Solution Approach 2:
Different coding qualities are applied locally to different frequency regions. The low-frequency region receives higher coding quality (waveform coding) to preserve perceptually important content, while the high-frequency region uses lower quality parametric coding, optimizing overall perceptual quality at low bitrates.
2Productivity
If spectral patching is used to fill high-frequency regions, then bandwidth extension is achieved, but artifacts like dissonance and warbling are introduced
Solution Approach 1:
The system dynamically adapts the cross-over frequency between low-frequency and high-frequency regions based on signal analysis. This dynamic adjustment prevents fixed boundary artifacts like dissonance and warbling by optimizing the transition point according to the actual signal characteristics.
Solution Approach 2:
A cross-over filter acts as an intermediary between the low-frequency and high-frequency regions, providing a smooth transition that eliminates abrupt spectral discontinuities.
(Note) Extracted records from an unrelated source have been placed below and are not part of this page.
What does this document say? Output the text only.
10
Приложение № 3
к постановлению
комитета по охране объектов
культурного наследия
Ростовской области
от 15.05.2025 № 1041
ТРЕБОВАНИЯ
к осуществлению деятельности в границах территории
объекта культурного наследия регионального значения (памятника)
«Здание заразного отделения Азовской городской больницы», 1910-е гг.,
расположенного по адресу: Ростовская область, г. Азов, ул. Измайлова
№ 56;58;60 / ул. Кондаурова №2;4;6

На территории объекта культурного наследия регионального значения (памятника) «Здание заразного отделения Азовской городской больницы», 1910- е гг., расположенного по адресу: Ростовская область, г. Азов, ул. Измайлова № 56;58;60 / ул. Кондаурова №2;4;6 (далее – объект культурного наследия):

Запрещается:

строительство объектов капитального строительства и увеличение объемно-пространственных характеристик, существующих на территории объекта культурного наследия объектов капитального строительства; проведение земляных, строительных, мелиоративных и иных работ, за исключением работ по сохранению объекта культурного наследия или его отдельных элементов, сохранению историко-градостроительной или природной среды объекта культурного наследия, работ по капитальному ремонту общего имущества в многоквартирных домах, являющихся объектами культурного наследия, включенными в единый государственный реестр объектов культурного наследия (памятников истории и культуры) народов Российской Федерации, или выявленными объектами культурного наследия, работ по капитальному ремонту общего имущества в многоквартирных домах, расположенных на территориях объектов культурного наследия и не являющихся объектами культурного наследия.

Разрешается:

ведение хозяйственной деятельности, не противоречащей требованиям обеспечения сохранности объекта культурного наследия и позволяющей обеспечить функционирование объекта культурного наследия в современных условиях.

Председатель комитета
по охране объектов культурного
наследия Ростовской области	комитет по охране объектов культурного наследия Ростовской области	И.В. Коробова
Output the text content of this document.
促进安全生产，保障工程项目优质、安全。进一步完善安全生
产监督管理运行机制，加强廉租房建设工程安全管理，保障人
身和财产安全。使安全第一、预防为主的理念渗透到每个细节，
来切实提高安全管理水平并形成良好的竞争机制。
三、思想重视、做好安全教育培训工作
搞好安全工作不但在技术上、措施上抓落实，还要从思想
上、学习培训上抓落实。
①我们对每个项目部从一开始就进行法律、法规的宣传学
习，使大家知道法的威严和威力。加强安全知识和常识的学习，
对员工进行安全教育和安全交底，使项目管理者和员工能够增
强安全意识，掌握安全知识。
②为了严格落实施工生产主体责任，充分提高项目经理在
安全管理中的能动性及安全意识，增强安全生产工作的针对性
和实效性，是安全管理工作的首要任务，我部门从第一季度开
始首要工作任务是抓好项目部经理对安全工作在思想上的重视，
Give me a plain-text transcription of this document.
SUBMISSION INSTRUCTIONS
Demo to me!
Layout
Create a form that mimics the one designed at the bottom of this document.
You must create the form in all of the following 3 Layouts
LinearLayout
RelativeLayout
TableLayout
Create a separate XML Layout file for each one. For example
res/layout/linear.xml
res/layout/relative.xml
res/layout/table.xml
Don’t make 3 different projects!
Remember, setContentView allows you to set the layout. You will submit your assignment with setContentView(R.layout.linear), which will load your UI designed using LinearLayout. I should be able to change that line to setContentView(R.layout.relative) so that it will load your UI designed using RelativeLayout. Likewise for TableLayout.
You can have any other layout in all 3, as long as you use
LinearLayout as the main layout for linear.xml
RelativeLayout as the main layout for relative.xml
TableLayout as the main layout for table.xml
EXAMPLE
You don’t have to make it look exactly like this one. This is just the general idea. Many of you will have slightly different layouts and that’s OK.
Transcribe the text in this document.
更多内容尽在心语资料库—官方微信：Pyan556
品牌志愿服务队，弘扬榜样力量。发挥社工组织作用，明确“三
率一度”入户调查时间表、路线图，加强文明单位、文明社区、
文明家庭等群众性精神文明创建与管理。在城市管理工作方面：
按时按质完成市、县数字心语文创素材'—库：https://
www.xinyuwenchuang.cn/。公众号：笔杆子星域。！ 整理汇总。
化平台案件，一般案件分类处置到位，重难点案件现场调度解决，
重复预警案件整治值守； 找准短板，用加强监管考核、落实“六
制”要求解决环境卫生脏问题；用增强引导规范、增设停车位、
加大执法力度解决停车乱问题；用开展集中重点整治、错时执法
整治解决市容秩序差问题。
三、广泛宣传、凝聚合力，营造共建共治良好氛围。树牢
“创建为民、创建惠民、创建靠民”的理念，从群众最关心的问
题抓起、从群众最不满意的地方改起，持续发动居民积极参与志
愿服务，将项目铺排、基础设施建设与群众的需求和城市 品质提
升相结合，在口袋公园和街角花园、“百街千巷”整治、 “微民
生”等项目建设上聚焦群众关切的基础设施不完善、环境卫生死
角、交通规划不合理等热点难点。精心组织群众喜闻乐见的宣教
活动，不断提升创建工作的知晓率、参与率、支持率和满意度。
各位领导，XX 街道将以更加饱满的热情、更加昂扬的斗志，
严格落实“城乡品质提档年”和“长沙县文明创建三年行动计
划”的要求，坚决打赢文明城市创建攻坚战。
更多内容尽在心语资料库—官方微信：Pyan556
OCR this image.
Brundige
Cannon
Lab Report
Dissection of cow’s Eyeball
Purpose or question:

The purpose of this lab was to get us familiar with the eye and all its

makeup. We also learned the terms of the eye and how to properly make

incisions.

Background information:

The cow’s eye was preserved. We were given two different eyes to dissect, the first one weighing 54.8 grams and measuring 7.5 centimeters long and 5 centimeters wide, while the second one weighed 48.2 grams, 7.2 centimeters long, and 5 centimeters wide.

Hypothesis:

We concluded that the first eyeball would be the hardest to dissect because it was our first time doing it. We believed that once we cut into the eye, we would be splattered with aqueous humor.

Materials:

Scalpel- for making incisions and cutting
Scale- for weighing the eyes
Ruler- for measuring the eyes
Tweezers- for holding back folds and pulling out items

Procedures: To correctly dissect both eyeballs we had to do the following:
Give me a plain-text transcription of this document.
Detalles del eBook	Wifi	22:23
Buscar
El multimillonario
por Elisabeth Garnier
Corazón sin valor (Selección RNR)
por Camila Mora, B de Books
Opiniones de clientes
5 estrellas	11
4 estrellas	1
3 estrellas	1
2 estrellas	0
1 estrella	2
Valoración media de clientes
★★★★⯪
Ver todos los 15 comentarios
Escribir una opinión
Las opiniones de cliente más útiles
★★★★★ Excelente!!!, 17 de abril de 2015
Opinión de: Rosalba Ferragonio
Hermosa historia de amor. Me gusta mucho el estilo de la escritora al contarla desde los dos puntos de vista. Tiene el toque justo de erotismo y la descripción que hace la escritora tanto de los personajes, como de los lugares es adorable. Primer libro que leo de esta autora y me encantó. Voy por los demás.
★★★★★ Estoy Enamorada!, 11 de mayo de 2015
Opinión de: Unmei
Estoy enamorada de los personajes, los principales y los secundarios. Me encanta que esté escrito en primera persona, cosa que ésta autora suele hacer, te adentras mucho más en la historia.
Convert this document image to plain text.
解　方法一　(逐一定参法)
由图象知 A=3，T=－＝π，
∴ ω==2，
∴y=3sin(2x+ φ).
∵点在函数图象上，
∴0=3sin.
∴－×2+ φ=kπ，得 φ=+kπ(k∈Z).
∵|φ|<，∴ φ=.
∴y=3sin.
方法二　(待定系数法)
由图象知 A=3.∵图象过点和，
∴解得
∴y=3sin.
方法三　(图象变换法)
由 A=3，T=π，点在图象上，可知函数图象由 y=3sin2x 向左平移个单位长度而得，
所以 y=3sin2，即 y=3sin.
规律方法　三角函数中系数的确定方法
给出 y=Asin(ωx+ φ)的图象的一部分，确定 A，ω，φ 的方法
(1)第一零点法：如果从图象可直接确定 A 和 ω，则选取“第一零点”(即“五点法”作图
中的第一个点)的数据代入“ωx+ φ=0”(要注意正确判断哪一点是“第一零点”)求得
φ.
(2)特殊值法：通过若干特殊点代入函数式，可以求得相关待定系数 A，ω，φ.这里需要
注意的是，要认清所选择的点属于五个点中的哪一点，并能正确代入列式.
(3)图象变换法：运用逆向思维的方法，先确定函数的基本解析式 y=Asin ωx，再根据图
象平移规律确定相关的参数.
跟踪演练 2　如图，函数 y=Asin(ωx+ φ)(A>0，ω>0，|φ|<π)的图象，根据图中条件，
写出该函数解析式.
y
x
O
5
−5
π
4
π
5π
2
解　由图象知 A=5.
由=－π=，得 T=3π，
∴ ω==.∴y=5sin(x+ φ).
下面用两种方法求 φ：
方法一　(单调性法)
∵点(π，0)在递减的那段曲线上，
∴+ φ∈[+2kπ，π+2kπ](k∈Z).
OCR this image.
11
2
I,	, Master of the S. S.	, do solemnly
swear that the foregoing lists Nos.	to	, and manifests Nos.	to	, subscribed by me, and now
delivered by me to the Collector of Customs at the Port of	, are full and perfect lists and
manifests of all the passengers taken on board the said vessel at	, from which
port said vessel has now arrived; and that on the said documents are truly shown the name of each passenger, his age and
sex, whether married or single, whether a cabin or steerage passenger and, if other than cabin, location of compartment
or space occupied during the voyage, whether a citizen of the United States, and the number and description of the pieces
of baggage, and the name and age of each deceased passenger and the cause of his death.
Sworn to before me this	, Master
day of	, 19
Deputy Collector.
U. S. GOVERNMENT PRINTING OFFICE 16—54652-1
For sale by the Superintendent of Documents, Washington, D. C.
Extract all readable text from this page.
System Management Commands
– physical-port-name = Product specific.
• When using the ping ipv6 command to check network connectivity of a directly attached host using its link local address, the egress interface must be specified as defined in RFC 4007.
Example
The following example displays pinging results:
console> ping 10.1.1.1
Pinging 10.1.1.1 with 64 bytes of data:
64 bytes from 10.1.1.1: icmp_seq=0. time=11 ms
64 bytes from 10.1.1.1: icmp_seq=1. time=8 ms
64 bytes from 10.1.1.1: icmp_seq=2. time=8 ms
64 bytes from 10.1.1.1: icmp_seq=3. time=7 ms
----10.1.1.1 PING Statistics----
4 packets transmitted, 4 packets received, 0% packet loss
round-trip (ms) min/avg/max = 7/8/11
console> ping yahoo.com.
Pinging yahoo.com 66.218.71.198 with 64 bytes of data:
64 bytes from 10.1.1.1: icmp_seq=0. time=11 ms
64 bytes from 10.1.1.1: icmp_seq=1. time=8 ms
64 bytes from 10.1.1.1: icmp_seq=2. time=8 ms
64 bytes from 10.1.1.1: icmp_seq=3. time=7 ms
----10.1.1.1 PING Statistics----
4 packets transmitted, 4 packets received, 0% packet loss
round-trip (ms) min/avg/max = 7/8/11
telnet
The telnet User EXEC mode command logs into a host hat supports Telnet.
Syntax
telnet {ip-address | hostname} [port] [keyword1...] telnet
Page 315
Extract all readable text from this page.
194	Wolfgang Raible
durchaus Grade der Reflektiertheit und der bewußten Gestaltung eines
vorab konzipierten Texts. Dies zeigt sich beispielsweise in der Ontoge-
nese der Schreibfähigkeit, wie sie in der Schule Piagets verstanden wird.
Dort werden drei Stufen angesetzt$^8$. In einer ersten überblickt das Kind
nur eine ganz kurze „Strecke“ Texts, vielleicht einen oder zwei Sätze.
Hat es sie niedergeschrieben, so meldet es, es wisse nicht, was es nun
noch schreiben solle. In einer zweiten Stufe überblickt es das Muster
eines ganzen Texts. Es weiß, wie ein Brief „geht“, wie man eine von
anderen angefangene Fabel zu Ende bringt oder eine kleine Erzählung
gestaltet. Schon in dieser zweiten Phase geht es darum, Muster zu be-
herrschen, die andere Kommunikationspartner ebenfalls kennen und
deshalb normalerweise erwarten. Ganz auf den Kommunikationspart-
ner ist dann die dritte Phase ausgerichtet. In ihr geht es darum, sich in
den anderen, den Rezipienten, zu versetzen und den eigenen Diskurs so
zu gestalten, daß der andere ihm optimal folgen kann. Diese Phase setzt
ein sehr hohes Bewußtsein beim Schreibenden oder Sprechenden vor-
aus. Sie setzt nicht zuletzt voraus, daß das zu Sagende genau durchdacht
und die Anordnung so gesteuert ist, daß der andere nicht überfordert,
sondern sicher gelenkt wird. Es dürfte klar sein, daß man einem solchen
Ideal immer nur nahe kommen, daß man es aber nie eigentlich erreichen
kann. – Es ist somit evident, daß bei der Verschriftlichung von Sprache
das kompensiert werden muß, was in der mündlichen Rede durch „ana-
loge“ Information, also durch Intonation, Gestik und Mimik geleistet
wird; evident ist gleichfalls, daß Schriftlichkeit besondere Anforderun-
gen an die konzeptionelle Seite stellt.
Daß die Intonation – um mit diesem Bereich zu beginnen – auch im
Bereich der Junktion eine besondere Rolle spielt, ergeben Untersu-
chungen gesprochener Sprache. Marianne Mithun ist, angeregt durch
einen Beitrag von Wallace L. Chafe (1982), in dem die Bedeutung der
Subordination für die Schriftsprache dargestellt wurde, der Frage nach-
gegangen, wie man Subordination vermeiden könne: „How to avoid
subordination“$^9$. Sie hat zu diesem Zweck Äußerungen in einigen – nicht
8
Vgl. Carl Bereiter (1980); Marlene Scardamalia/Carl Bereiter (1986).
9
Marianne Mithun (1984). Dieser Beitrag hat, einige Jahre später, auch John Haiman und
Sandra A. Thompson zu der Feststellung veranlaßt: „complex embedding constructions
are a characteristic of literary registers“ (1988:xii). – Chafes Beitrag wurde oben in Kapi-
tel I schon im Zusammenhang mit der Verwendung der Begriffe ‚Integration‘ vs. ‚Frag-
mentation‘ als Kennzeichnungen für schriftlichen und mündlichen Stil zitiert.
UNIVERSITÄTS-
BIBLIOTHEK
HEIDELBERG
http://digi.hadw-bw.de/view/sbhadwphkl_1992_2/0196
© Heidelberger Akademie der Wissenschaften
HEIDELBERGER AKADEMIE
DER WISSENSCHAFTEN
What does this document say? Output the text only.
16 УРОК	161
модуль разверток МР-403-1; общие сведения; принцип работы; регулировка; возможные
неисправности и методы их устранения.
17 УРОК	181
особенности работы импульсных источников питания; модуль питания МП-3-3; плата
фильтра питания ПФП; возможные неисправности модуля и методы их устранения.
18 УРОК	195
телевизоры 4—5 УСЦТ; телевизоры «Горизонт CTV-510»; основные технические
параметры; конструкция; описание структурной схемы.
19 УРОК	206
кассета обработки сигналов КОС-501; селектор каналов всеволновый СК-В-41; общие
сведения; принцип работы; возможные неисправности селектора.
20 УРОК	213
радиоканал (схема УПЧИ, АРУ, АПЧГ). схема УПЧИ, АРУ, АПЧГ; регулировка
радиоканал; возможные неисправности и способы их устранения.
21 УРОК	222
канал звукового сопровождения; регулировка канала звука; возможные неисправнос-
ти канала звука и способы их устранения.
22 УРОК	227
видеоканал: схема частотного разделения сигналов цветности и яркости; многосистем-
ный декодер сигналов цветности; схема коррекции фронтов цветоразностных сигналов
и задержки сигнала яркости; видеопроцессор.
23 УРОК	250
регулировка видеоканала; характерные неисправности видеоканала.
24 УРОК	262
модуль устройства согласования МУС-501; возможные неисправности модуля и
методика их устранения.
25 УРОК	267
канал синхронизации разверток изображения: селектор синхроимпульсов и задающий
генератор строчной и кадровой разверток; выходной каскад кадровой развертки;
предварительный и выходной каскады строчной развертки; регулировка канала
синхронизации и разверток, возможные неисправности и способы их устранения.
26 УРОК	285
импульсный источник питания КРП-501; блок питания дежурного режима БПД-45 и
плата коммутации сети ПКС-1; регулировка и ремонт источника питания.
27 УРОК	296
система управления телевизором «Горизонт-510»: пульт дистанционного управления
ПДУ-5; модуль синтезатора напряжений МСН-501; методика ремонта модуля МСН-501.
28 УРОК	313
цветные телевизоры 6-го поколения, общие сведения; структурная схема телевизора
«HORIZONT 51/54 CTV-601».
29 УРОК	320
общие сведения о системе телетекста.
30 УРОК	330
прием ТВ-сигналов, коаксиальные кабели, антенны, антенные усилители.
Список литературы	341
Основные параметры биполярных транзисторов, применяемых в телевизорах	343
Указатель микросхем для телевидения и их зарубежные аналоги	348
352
This intermediary filtering prevents the introduction of dissonance and warbling artifacts at the boundary between coded and synthesized regions.
3Productivity
If transform-based bandwidth extension is used, then compression efficiency increases, but ringing artifacts are introduced
Solution Approach 1:
The system converts the potential harm of transform-based processing by using the transform domain for efficient parametric coding while applying inverse filtering and cross-over filtering to eliminate the resulting ringing artifacts. The harmful transform effects are thus converted into beneficial compression efficiency.
Solution Approach 2:
The system changes parameters such as the cross-over frequency and filter characteristics based on signal analysis to minimize ringing artifacts. By adapting these parameters to the signal content, the system maintains compression efficiency while reducing transform-induced artifacts.
4Device complexity
If a fixed cross-over frequency is used for bandwidth extension, then implementation is simplified, but signal adaptability is reduced
Solution Approach 1:
The cross-over frequency is made dynamic rather than fixed, adapting to the signal characteristics through analysis. This dynamic approach improves signal adaptability while maintaining reasonable implementation complexity through efficient signal analysis and adaptive filtering techniques.
Solution Approach 2:
The system performs self-adjustment by analyzing its own signal content and automatically optimizing the cross-over frequency and filter parameters. This self-service capability improves signal adaptability without requiring external control or complex manual configuration.
Data Source
AI summary
Apparatus for decoding an encoded audio signal including an encoded core signal, including: a core decoder for decoding the encoded core signal to obtain a decoded core signal; a tile generator for generating one or more spectral tiles having frequencies not included in the decoded core signal using a spectral portion of the decoded core signal; and a cross-over filter for spectrally cross-over filtering the decoded core signal and a first frequency tile having frequencies extending from a gap filling frequency to an upper border frequency or for spectrally cross-over filtering a first frequency tile and a second frequency tile.